Data Feminism
- Author: Catherine D’Ignazio and Lauren F. Klein
- Published: 2020
- Publisher: MIT Press
- ISBN: 978-0-262-04400-4

= Data Feminism =

2020 book

Data Feminism is a 2020 book written by American professors Catherine D’Ignazio and Lauren F. Klein. Part literature review and part call to action, Data Feminism provides a framework for data scientists seeking to learn how feminism can help them work toward justice and for feminists who want to focus their efforts on the growing field of data science. Through seven chapters, Data Feminism provides examples of data biases and injustices, as well as strategies to redress them. In doing so, D’Ignazio and Klein suggest that data feminism is "a way of thinking about data, both their uses and their limits, that is informed by direct experience, by a commitment to action, and by intersectional feminist thought".

The authors argue that the key idea of data feminism has gone mostly unacknowledged in data science: that power is not distributed equally in the world. Data science is a form of power, and it can be used to uphold existing hierarchies or, alternatively, to discover and redress injustices. The book consistently emphasizes that data never “speak for themselves" and examines how challenges to the male/female binary can help challenge other hierarchical (and empirically wrong) classification systems. The authors explain how, for example, a better understanding of emotions challenges and improves ideas about effective data visualization and how the concept of invisible labor exposes the significant human efforts behind technologies and data-related work.

The authors apply an intersectional feminist framework to data science. Using this framework, the authors examine intertwined structural forces of power such as sex, race, sexuality, and class. The authors also explicitly focus on data justice, as opposed to data ethics, arguing that data ethics and its focus on fairness and biases create structures that protect dominant powers.

Data Feminism is free to read online at https://data-feminism.mitpress.mit.edu/.

== Chapters ==
The chapters are organized according to seven guiding principles (see below):

1. Examine power
2. Challenge power
3. Elevate emotion and embodiment
4. Rethink binaries and hierarchies
5. Embrace pluralism
6. Consider context
7. Make labor visible

== Reception ==
After the publication of Data Feminism in 2020, D'Ignazio's and Klein's approach received critical acclaim in academic reviews for their writing and scholarship, with Daniene Byrne noting in the IEEE Technology and Society magazine how the text "skillfully combines two distinct academic areas of expertise, feminist scholarship, and data science." The authors have also received praise for embodying their intersectional feminism (particularly the book's seventh principle, "make labor visible") in the pages of their bibliography by providing a problem-led breakdown of their sources, as well for their open community review process.

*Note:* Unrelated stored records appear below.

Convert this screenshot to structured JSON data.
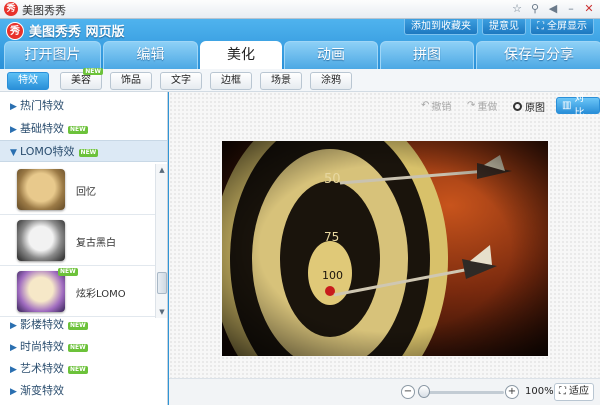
{
  "window": {
    "title": "美图秀秀"
  },
  "header": {
    "brand": "美图秀秀 网页版",
    "buttons": [
      {
        "label": "添加到收藏夹",
        "icon": "none"
      },
      {
        "label": "提意见",
        "icon": "none"
      },
      {
        "label": "全屏显示",
        "icon": "fullscreen-icon"
      }
    ]
  },
  "tabs": [
    "打开图片",
    "编辑",
    "美化",
    "动画",
    "拼图",
    "保存与分享"
  ],
  "active_tab": "美化",
  "subtabs": [
    {
      "label": "特效",
      "active": true,
      "new": false
    },
    {
      "label": "美容",
      "active": false,
      "new": true
    },
    {
      "label": "饰品",
      "active": false,
      "new": false
    },
    {
      "label": "文字",
      "active": false,
      "new": false
    },
    {
      "label": "边框",
      "active": false,
      "new": false
    },
    {
      "label": "场景",
      "active": false,
      "new": false
    },
    {
      "label": "涂鸦",
      "active": false,
      "new": false
    }
  ],
  "new_badge": "NEW",
  "sidebar": {
    "categories_top": [
      {
        "label": "热门特效",
        "new": false
      },
      {
        "label": "基础特效",
        "new": true
      },
      {
        "label": "LOMO特效",
        "new": true,
        "open": true
      }
    ],
    "effects": [
      {
        "label": "回忆",
        "new": false
      },
      {
        "label": "复古黑白",
        "new": false
      },
      {
        "label": "炫彩LOMO",
        "new": true
      }
    ],
    "categories_bottom": [
      {
        "label": "影楼特效",
        "new": true
      },
      {
        "label": "时尚特效",
        "new": true
      },
      {
        "label": "艺术特效",
        "new": true
      },
      {
        "label": "渐变特效",
        "new": false
      }
    ]
  },
  "canvas": {
    "undo": "撤销",
    "redo": "重做",
    "original": "原图",
    "compare": "对比"
  },
  "status": {
    "zoom": "100%",
    "fit": "适应"
  }
}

Data Feminism has also been cited as an inspiration and framework for civic technology and feminist data initiatives such as the Urban Belonging project, which was initiated in 2021 by a collective of planners and scholars with the ambition of mapping lived experiences of underrepresented communities in urban Europe. Folding into data feminism, this research experiments, among other things, with making maps and visualizations that break hierarchies, challenge binaries, and expose power dynamics.